Narora (pronounced Naraura) is a town located on the banks of river Ganga, in tehsil Dibai, district Bulandshahr, Uttar Pradesh, India. It is popular for being the site of Nuclear Power Corporation of India Limited. The town has a large but stable riverbank formed by Ganga.

==Demographics==
As of 2011 India census, Narora had a population of 22,775. Males constitute 53.5% of the population and females 46.5%. Its average literacy rate is 71.1%, higher than the national average of 67.68%, with male literacy 80.3% and female literacy 60.45%. In Narora, 13.3% of the population is under 6 years of age.

==Education==

Places of education include Atomic Energy Central School 1 & 2, with Class 12 being the highest level of education available in Narora, which counts Mukul Trivedi IFS and Lieutenant General N. S. Raja Subramani, PVSM, AVSM, SM, VSM as its notable alumni.

==Attractions==

===Atomic Power Station===

Narora is the site of the Narora Atomic Power Station and of the Narora Dam or Narora Barrage.

===Ramsar Site===

The Narora Ramsar site is an 82 km stretch of the Upper Ganga River in Uttar Pradesh, India, named after the Narora barrage.
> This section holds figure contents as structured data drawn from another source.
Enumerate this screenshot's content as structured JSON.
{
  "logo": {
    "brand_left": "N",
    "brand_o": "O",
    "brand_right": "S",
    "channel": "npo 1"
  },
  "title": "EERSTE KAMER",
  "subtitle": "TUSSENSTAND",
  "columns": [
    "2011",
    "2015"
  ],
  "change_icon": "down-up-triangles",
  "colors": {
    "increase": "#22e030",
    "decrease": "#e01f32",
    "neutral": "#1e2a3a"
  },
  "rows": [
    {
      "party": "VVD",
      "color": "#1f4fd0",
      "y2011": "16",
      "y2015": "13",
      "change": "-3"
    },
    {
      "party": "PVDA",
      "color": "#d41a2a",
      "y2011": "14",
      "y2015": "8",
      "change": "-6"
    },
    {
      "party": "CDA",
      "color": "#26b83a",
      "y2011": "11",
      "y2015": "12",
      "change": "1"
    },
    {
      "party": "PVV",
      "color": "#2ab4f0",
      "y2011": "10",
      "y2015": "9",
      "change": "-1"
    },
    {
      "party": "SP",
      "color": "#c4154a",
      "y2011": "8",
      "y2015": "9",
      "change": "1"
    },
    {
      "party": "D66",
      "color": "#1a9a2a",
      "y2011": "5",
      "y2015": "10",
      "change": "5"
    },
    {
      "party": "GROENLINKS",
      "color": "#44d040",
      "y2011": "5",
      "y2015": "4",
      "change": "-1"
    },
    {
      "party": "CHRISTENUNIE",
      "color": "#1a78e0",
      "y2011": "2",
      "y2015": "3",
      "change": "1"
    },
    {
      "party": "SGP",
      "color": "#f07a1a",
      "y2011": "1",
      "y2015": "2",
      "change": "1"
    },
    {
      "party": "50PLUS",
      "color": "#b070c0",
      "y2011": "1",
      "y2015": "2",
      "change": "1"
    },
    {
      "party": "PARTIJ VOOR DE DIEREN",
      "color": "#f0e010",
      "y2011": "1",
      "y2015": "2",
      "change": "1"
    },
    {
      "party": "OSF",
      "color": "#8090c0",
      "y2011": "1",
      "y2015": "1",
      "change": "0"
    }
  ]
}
This riverine Ramsar site is a critical habitat for the critically endangered Ganges River Dolphin and provides a home for many other endangered faunal elements, including threatened waterbirds. The site, also known as the Upper Ganga River (Brijghat to Narora), was designated for its ecological importance and biodiversity, though it faces threats from sewage, agricultural runoff, and intensive fishing.

===Banyan tree ===

Siddhi Bari banyan tree in Narora, is at least 450 years old.